The letterhead said, Four Star Shipping Lines.
“Write,” he said.
“Shoot,” I said.
“Carrots, eighty pounds,” he said. “White flour, two hundred pounds. Fresh eggs—”
5
A YEAR LATER, nimble in my soft white shoes, I was guiding a deeply tanned cruise passenger in his club blazer through the low sidewalk corridors of Singapore back lanes. It was night, dark and smelly in the tunnel-like passageways, and quiet except for the occasional snap of mahjong tiles and the rattling of abacus beads — no voices — coming from the bright cracks in burglar doors on shophouse fronts. Some shops, caged by protective steel grates, showed Chinese families sitting at empty tables under glaring bulbs and the gazes from the walls of old relations with small shoulders and lumpy heads in blurred brown photograph ovals — the lighted barred room like an American museum-case tableau of life-size wax figures depicting Chinese at night, the seated mother and father, ancestral relics, and three children’s little heads in a coconut row at the far edge of the table. Sikh watchmen huddled, hugging themselves in bloomers and undershirts on string beds outside dark shops; we squeezed past them and past the unsleeping Tamil news vendors playing poker in lotus postures next to their shuttered goods cupboards. Here was a Chinese man in his pajamas, crouching on a stool, smoking, clearing his throat, watching the cars pass. Farther along, four children were playing tag, chasing each other and shrieking in the dark; and under a street-corner lamp, a lone child tugged at an odd flying toy, a live beetle, captive on a yard of thread — he flung it at us as we passed and then pulled it away, laughing in a shy little snort.

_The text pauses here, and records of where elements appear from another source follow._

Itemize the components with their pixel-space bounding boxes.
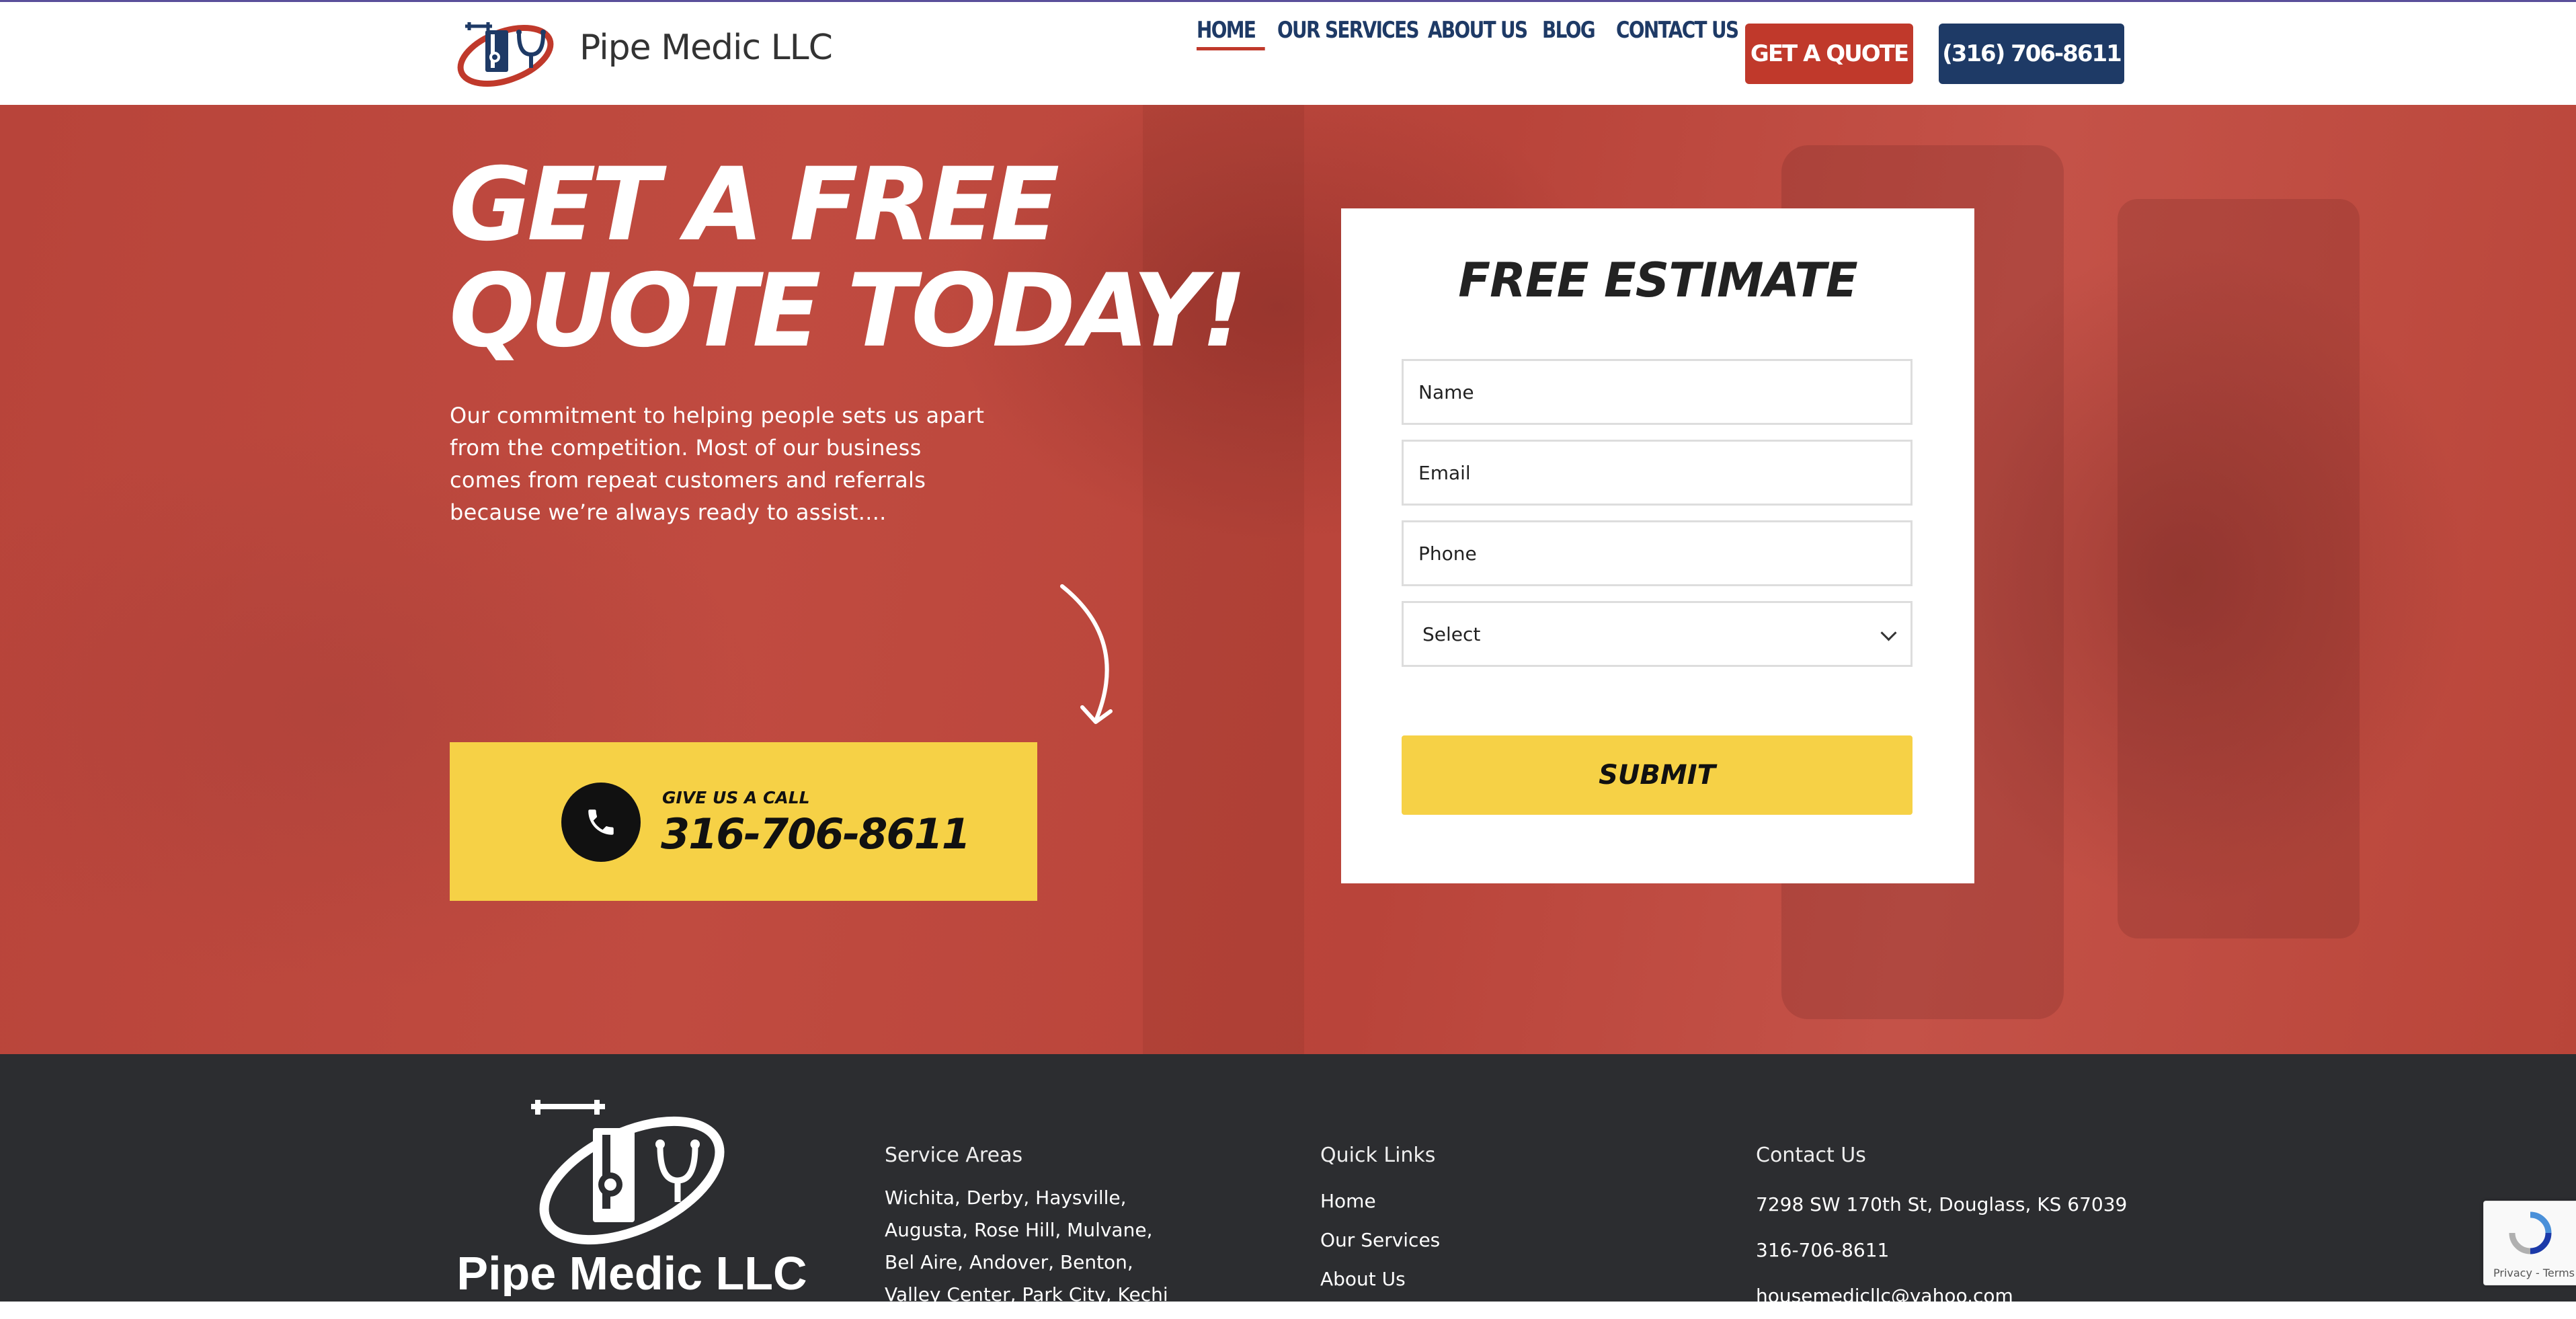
contact-phone[interactable]: 316-706-8611 — [1756, 1228, 2127, 1273]
submit-button[interactable]: SUBMIT — [1402, 735, 1913, 815]
footer-brand: Pipe Medic LLC — [456, 1247, 807, 1296]
footer-link-our-services[interactable]: Our Services — [1320, 1221, 1440, 1260]
call-us-box[interactable]: GIVE US A CALL 316-706-8611 — [450, 742, 1037, 901]
site-header: Pipe Medic LLC HOME OUR SERVICES ABOUT U… — [0, 0, 2576, 105]
contact-info: 7298 SW 170th St, Douglass, KS 67039 316… — [1756, 1182, 2127, 1319]
call-label: GIVE US A CALL — [662, 788, 810, 807]
service-areas-title: Service Areas — [885, 1144, 1023, 1167]
site-footer: Pipe Medic LLC Service Areas Wichita, De… — [0, 1054, 2576, 1307]
service-select[interactable]: Select — [1402, 601, 1913, 667]
hero-section — [0, 105, 2576, 1054]
background-pipe-shape — [2118, 199, 2360, 938]
nav-contact-us[interactable]: CONTACT US — [1616, 17, 1739, 44]
nav-about-us[interactable]: ABOUT US — [1428, 17, 1528, 44]
phone-input[interactable] — [1402, 520, 1913, 586]
nav-blog[interactable]: BLOG — [1542, 17, 1596, 44]
call-phone-number[interactable]: 316-706-8611 — [661, 809, 971, 858]
hero-title: GET A FREE QUOTE TODAY! — [449, 147, 1247, 370]
form-title: FREE ESTIMATE — [1458, 253, 1857, 308]
pipe-medic-logo[interactable] — [452, 14, 559, 88]
select-value: Select — [1422, 623, 1481, 645]
nav-home[interactable]: HOME — [1197, 17, 1266, 50]
hero-title-line2: QUOTE TODAY! — [449, 253, 1247, 370]
estimate-form: FREE ESTIMATE Select SUBMIT — [1341, 208, 1974, 883]
service-areas-line: Bel Aire, Andover, Benton, — [885, 1251, 1133, 1273]
get-a-quote-button[interactable]: GET A QUOTE — [1745, 24, 1913, 84]
recaptcha-icon — [2509, 1211, 2552, 1254]
quick-links-title: Quick Links — [1320, 1144, 1436, 1167]
chevron-down-icon — [1880, 625, 1897, 641]
curved-arrow-icon — [1060, 584, 1113, 724]
footer-link-about-us[interactable]: About Us — [1320, 1260, 1440, 1299]
name-input[interactable] — [1402, 359, 1913, 425]
footer-link-home[interactable]: Home — [1320, 1182, 1440, 1221]
footer-logo[interactable]: Pipe Medic LLC — [444, 1094, 820, 1296]
brand-name[interactable]: Pipe Medic LLC — [579, 28, 833, 68]
quick-links-list: Home Our Services About Us — [1320, 1182, 1440, 1299]
service-areas-list: Wichita, Derby, Haysville, Augusta, Rose… — [885, 1182, 1168, 1311]
phone-button[interactable]: (316) 706-8611 — [1939, 24, 2124, 84]
phone-handset-icon — [588, 809, 614, 835]
hero-title-line1: GET A FREE — [449, 147, 1059, 264]
nav-our-services[interactable]: OUR SERVICES — [1277, 17, 1420, 44]
phone-icon — [561, 783, 641, 862]
contact-title: Contact Us — [1756, 1144, 1866, 1167]
contact-email[interactable]: housemedicllc@yahoo.com — [1756, 1273, 2127, 1319]
contact-address: 7298 SW 170th St, Douglass, KS 67039 — [1756, 1193, 2128, 1215]
email-input[interactable] — [1402, 440, 1913, 506]
recaptcha-text[interactable]: Privacy - Terms — [2493, 1267, 2575, 1279]
service-areas-line: Valley Center, Park City, Kechi — [885, 1283, 1168, 1306]
service-areas-line: Wichita, Derby, Haysville, — [885, 1187, 1127, 1209]
recaptcha-badge[interactable]: Privacy - Terms — [2483, 1201, 2576, 1285]
service-areas-line: Augusta, Rose Hill, Mulvane, — [885, 1219, 1153, 1241]
hero-description: Our commitment to helping people sets us… — [450, 403, 985, 525]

“Atmosphere,” murmured the feller.
“You said it.” There was a quicker way to Muscat Lane, but that took you over uncovered sidewalks, past new shops, on a well-lighted street. The atmosphere was an easy detour.
“It’s like something out of a myth.”
“Too bad the shops are closed,” I said. “One down this way has bottles filled with dead frogs and snakes — right in the window. Frog syrup. Sort of medicine. The mixture — two spoonfuls three times daily. Hnyeh!”
“You seem to know your way around.”
“Well, I live here, you see.”
“Funny, meeting someone who actually lives in a place like this,” said the feller. “I’m glad I ran into you.”
“Always glad to help out. You looked a bit lost,” I said. I had met him in the Big South Sea, and all I had said — it was my new opening — was “Kinda hot.”
“By the way, it’s not very far from here.”